O pior foi ouvir de Floriano Martins que essa era uma das primeiras homenagens que Chico recebia em sua casa. “Cearense não gosta de cearense”, afirmou, apontando a pouca freqüência registrada pela bem montada retrospectiva do pintor abstracionista lírico Antônio Bandeira no Espaço Nobre da Unifor. Martins disse que uma vez o cantor Belchior, no auge da fama nacional, confidenciou-lhe que seu sonho era “tornar-se conhecido no Ceará”. Senti isso na pele, ou quase, ao usar uma camiseta com um gato do Aldemir Martins, cearense notório. O máximo que ouvi de Bi, assessora da Bienal e cover da atriz americana Julia Stiles, foi “bonito gatinho”.

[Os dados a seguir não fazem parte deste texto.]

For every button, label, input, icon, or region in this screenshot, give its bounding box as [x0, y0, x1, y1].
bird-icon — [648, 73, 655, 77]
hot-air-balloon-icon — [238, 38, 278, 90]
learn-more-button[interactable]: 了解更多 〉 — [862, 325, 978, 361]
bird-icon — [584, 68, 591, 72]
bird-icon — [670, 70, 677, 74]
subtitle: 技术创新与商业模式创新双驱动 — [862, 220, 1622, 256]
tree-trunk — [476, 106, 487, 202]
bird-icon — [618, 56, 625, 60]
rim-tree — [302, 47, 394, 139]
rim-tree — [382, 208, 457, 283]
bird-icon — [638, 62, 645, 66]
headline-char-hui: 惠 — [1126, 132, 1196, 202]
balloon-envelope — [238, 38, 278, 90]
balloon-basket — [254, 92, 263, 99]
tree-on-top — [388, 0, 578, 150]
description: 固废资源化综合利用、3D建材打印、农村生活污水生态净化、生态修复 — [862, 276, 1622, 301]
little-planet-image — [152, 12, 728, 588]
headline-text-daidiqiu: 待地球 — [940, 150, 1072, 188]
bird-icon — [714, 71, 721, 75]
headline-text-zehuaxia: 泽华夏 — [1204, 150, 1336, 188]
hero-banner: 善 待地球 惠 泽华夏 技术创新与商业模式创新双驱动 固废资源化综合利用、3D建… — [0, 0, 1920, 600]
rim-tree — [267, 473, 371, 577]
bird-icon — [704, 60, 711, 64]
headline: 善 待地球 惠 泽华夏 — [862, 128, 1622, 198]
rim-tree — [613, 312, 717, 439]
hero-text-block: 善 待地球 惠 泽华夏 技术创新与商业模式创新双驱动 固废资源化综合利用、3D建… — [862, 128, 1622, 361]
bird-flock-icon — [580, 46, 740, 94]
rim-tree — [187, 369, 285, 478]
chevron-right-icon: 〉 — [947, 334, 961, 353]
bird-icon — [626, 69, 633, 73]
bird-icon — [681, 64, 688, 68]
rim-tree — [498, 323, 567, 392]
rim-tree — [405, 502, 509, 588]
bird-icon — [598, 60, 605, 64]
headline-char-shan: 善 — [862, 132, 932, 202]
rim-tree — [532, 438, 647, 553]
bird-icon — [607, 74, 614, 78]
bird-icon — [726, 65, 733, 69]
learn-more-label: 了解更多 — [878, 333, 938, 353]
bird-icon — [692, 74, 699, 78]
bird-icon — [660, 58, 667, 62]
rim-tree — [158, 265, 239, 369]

E o Ceará ferve. Quinta-feira é dia de caranguejada. Fui atrás do bando de latinos para a Praia do Futuro em busca de crustáceo e show de humor, especialidades locais. Os preços nos afastaram do tradicional Chico – um couvert artístico na base dos US$ 50 pra desespero de nuestros hermanos – e acabamos a noite no Atlantis, que se apresenta como “primeiro restaurante temático” com direito a pirâmide, múmia, cascata e um show com a simpática cantora Deborah Lima e sua banda. Em outro dia fui procurar no jornal onde Rubi, cantor goiano radicado em São Paulo, estava cantando e quase caí para trás. Além de Rubi, apresentavam-se naquela noite o metal finlandês do Nightwish, o punk californiano do Offspring, o sertanejo de Zezé Di Camargo e Luciano e Bruno e Marrone, a bossa primal de Leny Andrade, Dóris Monteiro e Claudete Soares. Em um teatro, Chico Anysio dividia o palco com André Lucas, seu filho, na peça sintomaticamente intitulada De Pai Para Filho, enquanto em outro mais um filho do humorista, Bruno Mazzeo, apresentava Enfim, Nós. Para completar, os baianos da Timbalada animavam o 13º Carnabral, os novos filmes de Woody Allen e 007 chegavam às telas e o bluesman Magic Slim ia tocar no anfiteatro do Dragões do Mar. Magic Slim?

Em um pôr-do-sol no calçadão do Meireles estavam sentados comigo o moçambicano Patraquim, o mexicano Eduardo Langagne e o cabo-verdiano José Luiz Tavares, quando passaram para um lado, mais que silenciosos e lépidos, dois policiais a bordo de patinetes elétricos para lá de futuristas. No sentido contrário, pela rua, vinha um trem cheio de crianças escoltadas no primeiro vagão por personagens de dois Walts famosos, o Pica Pau, do Lantz, e o Pato Donald, do Disney, e no outro só Maurício de Souza, ou seja, Mônica, Cebolinha e Cascão. Pendurado entre os dois se agitava o lobista emplumado Zé Carioca.

O cabo-verdiano deu um gole de cerveja e falou, “isto sim é que é mestiçagem, pá”.